Yıllardır yaza yaza kalemde mürekkep kalmadı; söyleye söyleye dilimizde tüy bitti. Biz gerçeği ortaya koyduk, onlar kıvırdı. Bu adamlar gerçek amaçlarını, ulaşmak istedikleri hedefleri sürekli olarak sakladı ve çarpıttı.
Oysa daha ilk günden yapmak istedikleri de ulaşmaya çalıştıkları hedefleri de belliydi.

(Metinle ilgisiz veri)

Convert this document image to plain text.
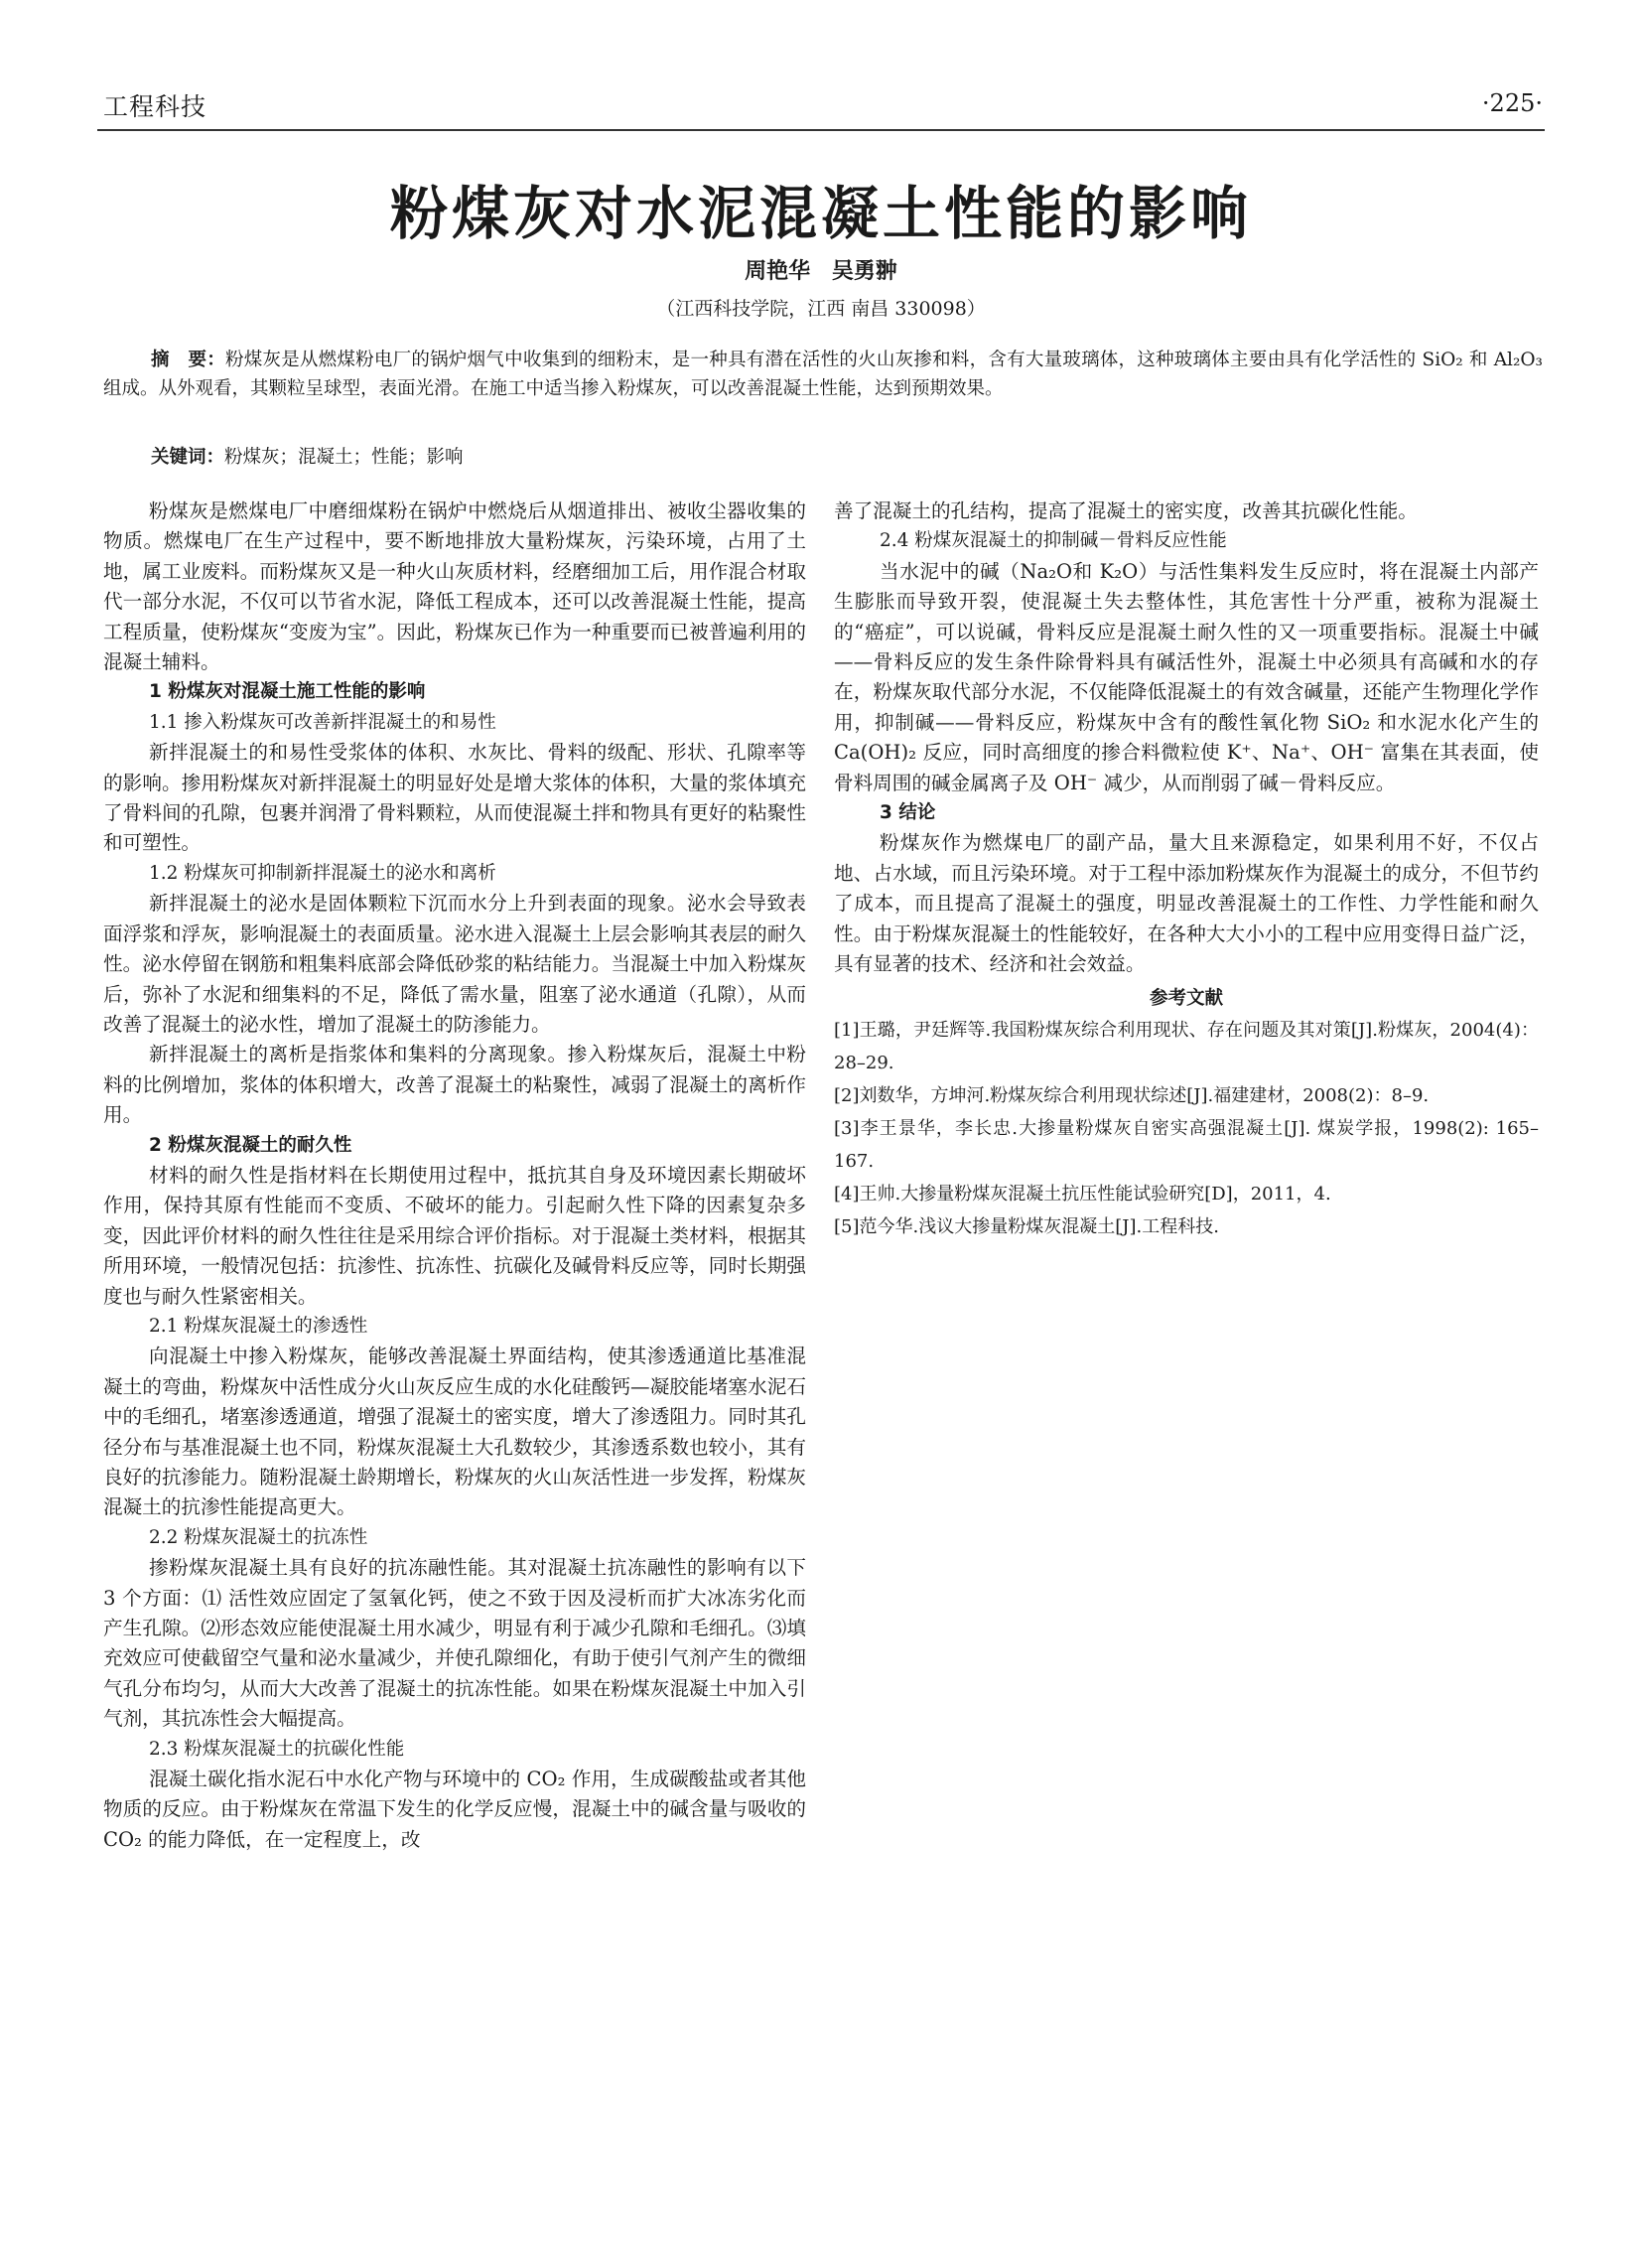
工程科技	·225·
粉煤灰对水泥混凝土性能的影响
周艳华 吴勇翀
（江西科技学院，江西 南昌 330098）
摘　要：粉煤灰是从燃煤粉电厂的锅炉烟气中收集到的细粉末，是一种具有潜在活性的火山灰掺和料，含有大量玻璃体，这种玻璃体主要由具有化学活性的 SiO₂ 和 Al₂O₃ 组成。从外观看，其颗粒呈球型，表面光滑。在施工中适当掺入粉煤灰，可以改善混凝土性能，达到预期效果。
关键词：粉煤灰；混凝土；性能；影响

粉煤灰是燃煤电厂中磨细煤粉在锅炉中燃烧后从烟道排出、被收尘器收集的物质。燃煤电厂在生产过程中，要不断地排放大量粉煤灰，污染环境，占用了土地，属工业废料。而粉煤灰又是一种火山灰质材料，经磨细加工后，用作混合材取代一部分水泥，不仅可以节省水泥，降低工程成本，还可以改善混凝土性能，提高工程质量，使粉煤灰“变废为宝”。因此，粉煤灰已作为一种重要而已被普遍利用的混凝土辅料。

1 粉煤灰对混凝土施工性能的影响
1.1 掺入粉煤灰可改善新拌混凝土的和易性

新拌混凝土的和易性受浆体的体积、水灰比、骨料的级配、形状、孔隙率等的影响。掺用粉煤灰对新拌混凝土的明显好处是增大浆体的体积，大量的浆体填充了骨料间的孔隙，包裹并润滑了骨料颗粒，从而使混凝土拌和物具有更好的粘聚性和可塑性。

1.2 粉煤灰可抑制新拌混凝土的泌水和离析

新拌混凝土的泌水是固体颗粒下沉而水分上升到表面的现象。泌水会导致表面浮浆和浮灰，影响混凝土的表面质量。泌水进入混凝土上层会影响其表层的耐久性。泌水停留在钢筋和粗集料底部会降低砂浆的粘结能力。当混凝土中加入粉煤灰后，弥补了水泥和细集料的不足，降低了需水量，阻塞了泌水通道（孔隙），从而改善了混凝土的泌水性，增加了混凝土的防渗能力。

新拌混凝土的离析是指浆体和集料的分离现象。掺入粉煤灰后，混凝土中粉料的比例增加，浆体的体积增大，改善了混凝土的粘聚性，减弱了混凝土的离析作用。

2 粉煤灰混凝土的耐久性

材料的耐久性是指材料在长期使用过程中，抵抗其自身及环境因素长期破坏作用，保持其原有性能而不变质、不破坏的能力。引起耐久性下降的因素复杂多变，因此评价材料的耐久性往往是采用综合评价指标。对于混凝土类材料，根据其所用环境，一般情况包括：抗渗性、抗冻性、抗碳化及碱骨料反应等，同时长期强度也与耐久性紧密相关。

2.1 粉煤灰混凝土的渗透性

向混凝土中掺入粉煤灰，能够改善混凝土界面结构，使其渗透通道比基准混凝土的弯曲，粉煤灰中活性成分火山灰反应生成的水化硅酸钙—凝胶能堵塞水泥石中的毛细孔，堵塞渗透通道，增强了混凝土的密实度，增大了渗透阻力。同时其孔径分布与基准混凝土也不同，粉煤灰混凝土大孔数较少，其渗透系数也较小，其有良好的抗渗能力。随粉混凝土龄期增长，粉煤灰的火山灰活性进一步发挥，粉煤灰混凝土的抗渗性能提高更大。

2.2 粉煤灰混凝土的抗冻性

掺粉煤灰混凝土具有良好的抗冻融性能。其对混凝土抗冻融性的影响有以下 3 个方面：⑴ 活性效应固定了氢氧化钙，使之不致于因及浸析而扩大冰冻劣化而产生孔隙。⑵形态效应能使混凝土用水减少，明显有利于减少孔隙和毛细孔。⑶填充效应可使截留空气量和泌水量减少，并使孔隙细化，有助于使引气剂产生的微细气孔分布均匀，从而大大改善了混凝土的抗冻性能。如果在粉煤灰混凝土中加入引气剂，其抗冻性会大幅提高。

2.3 粉煤灰混凝土的抗碳化性能

混凝土碳化指水泥石中水化产物与环境中的 CO₂ 作用，生成碳酸盐或者其他物质的反应。由于粉煤灰在常温下发生的化学反应慢，混凝土中的碱含量与吸收的 CO₂ 的能力降低，在一定程度上，改

善了混凝土的孔结构，提高了混凝土的密实度，改善其抗碳化性能。

2.4 粉煤灰混凝土的抑制碱－骨料反应性能

当水泥中的碱（Na₂O和 K₂O）与活性集料发生反应时，将在混凝土内部产生膨胀而导致开裂，使混凝土失去整体性，其危害性十分严重，被称为混凝土的“癌症”，可以说碱，骨料反应是混凝土耐久性的又一项重要指标。混凝土中碱——骨料反应的发生条件除骨料具有碱活性外，混凝土中必须具有高碱和水的存在，粉煤灰取代部分水泥，不仅能降低混凝土的有效含碱量，还能产生物理化学作用，抑制碱——骨料反应，粉煤灰中含有的酸性氧化物 SiO₂ 和水泥水化产生的 Ca(OH)₂ 反应，同时高细度的掺合料微粒使 K⁺、Na⁺、OH⁻ 富集在其表面，使骨料周围的碱金属离子及 OH⁻ 减少，从而削弱了碱－骨料反应。

3 结论

粉煤灰作为燃煤电厂的副产品，量大且来源稳定，如果利用不好，不仅占地、占水域，而且污染环境。对于工程中添加粉煤灰作为混凝土的成分，不但节约了成本，而且提高了混凝土的强度，明显改善混凝土的工作性、力学性能和耐久性。由于粉煤灰混凝土的性能较好，在各种大大小小的工程中应用变得日益广泛，具有显著的技术、经济和社会效益。

参考文献

[1]王璐，尹廷辉等.我国粉煤灰综合利用现状、存在问题及其对策[J].粉煤灰，2004(4)：28–29.

[2]刘数华，方坤河.粉煤灰综合利用现状综述[J].福建建材，2008(2)：8–9.

[3]李王景华，李长忠.大掺量粉煤灰自密实高强混凝土[J]. 煤炭学报，1998(2): 165–167.

[4]王帅.大掺量粉煤灰混凝土抗压性能试验研究[D]，2011，4.

[5]范今华.浅议大掺量粉煤灰混凝土[J].工程科技.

Hep ayrılık tohumları ektiler, sürekli olarak fitne ve kin ürettiler. İçten içe bir düşmanlık sergilediler.
Apaçık ortadaydı. Görünüyor ve anlaşılıyordu. “Birlik ve beraberlik” nutukları atarken yalan söylediler.
“Hedefimiz Türkiye partisi olmak” derken, göz boyamaya çalıştılar.
“Kardeşlikten” bahsederken, bu milleti birbirine düşman etmek için ellerinden geleni yaptılar.
Biraz bitleri kanlandı, kendilerine göre azıcık ümit ışığı gördüler, güvenlikleri çevreler “yürüyün haydi” sinyali verdi, gerçek kimliklerine büründüler. Artık dün söylediklerinin tam tersini dillendiriyorlar.
Selahattin Demirtaş, “ayrı parlamento” diyor. Osman Baydemir, “Tek çatı altında yaşayamadığımıza göre komşu olalım” türünden laflar sarf ediyor…
Tiyatro bitti. Artık gerçek yüzlerini gösteriyorlar.
* * *
Kim bunlar?.. Biraz geçmişe uzanıp bakalım...
Bir süre “silahlı halk ihtilalini” savunan Marksist-Leninist sol grupların içinde arz-ı endam ettiler. Sıkışınca da Türkiye’den kaçıp baba Esad’ın apış arasına sığındılar. Doğal olarak Suriye’de “emir eri” işlevi gördüler. Oradan ve Hafız Esad’ı yönlendiren daha etkili çevrelerden aldıkları talimatları yerine getirdiler.
İlk zamanlar, asker ve polisin karşısına pek çıkamadılar. Sık sık köy bastılar. Yaşlıları ve kadınları kurşuna dizdiler. Sergiledikleri eylemler sonucu “bebek katili” olarak anılmaya başladılar.
En çok da Kürt kanı döktüler.
Hatırlayanlar vardır. Geçmişte KAVA, RIZGARİ ve KUK gibi silahlı ve ayrılıkçı Kürt gruplar bile bunlara “Kürt düşmanı” damgasını vurdu.
Sonra unutuldu bunlar, sözde Kürtler adına hareket eder oldular. Buna karşılık en büyük acıyı da o insanlara çektirdiler.
Yıllar boyunca bu topraklarda kan ve gözyaşı ürettiler.